The big question is how do we combat this nonsense? In order to answer this, we must first ask why do the police and CPS lawyers bring such ludicrous charges in the first place? The simple answer is because they can. They do this because they have immunity; whatever duress, suffering or punishment they bring on innocent people, they know they will not be held personally accountable. Thus, in order to rectify this malady, we must make them personally accountable.

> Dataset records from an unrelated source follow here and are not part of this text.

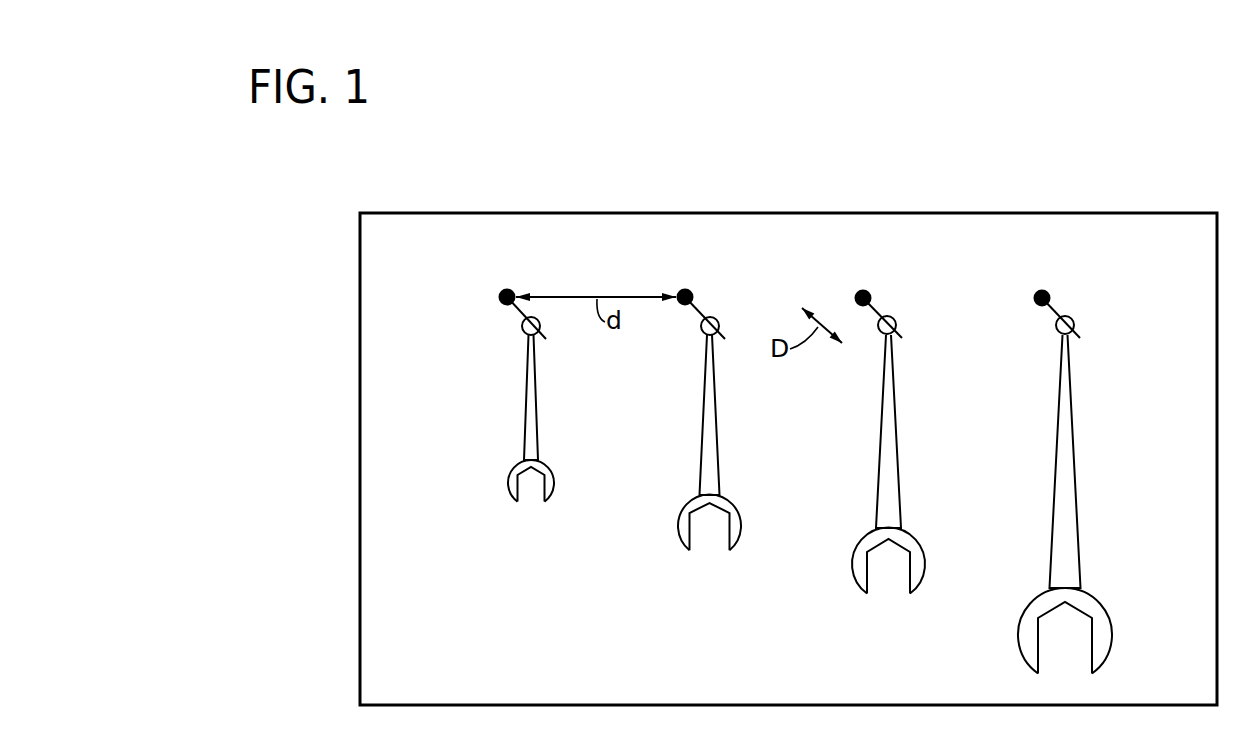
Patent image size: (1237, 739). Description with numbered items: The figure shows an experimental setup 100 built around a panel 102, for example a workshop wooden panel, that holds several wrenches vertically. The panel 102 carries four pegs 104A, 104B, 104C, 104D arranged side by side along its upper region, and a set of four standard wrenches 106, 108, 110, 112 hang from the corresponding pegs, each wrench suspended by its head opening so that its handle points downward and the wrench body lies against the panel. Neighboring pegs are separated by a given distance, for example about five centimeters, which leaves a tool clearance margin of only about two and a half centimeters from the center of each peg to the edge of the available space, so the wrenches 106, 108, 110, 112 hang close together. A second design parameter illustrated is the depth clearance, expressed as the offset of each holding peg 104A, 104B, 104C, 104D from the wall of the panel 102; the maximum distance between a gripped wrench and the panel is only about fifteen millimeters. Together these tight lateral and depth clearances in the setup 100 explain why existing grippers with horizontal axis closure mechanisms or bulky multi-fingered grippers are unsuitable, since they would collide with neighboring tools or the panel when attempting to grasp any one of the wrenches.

The experimental setup 100 is at (716, 110).
The panel 102 is at (982, 240).
The peg 104A is at (507, 289).
The peg 104B is at (685, 289).
The peg 104C is at (863, 290).
The peg 104D is at (1042, 290).
The wrench 106 is at (528, 379).
The wrench 108 is at (703, 408).
The wrench 110 is at (880, 425).
The wrench 112 is at (1053, 444).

The reader will find some background to the problems posed by both blanket immunity and vicarious liability in The Wizard Of Oz Syndrome, but the simplest way to hold malicious prosecutors accountable would be to introduce wasted costs orders against them. This suggestion was made after the Coalition Government set up its short lived Your Freedom website. Like every other citizen’s initiative of the time it appears to have been noted and then forgotten. For police who transgress, hitting their pension funds with a big fine might be more suitable. The simple fact though is that as long as people are able to trample all over others with impunity, they will do so, that is why we have laws, but when the laws do not apply either to the law enforcers or the law makers, we have serious problems.

This is the major reason why except in very narrow fields there has never been a real tradition of free speech in Britain. Anyone who asserts otherwise is either a fool or a knave.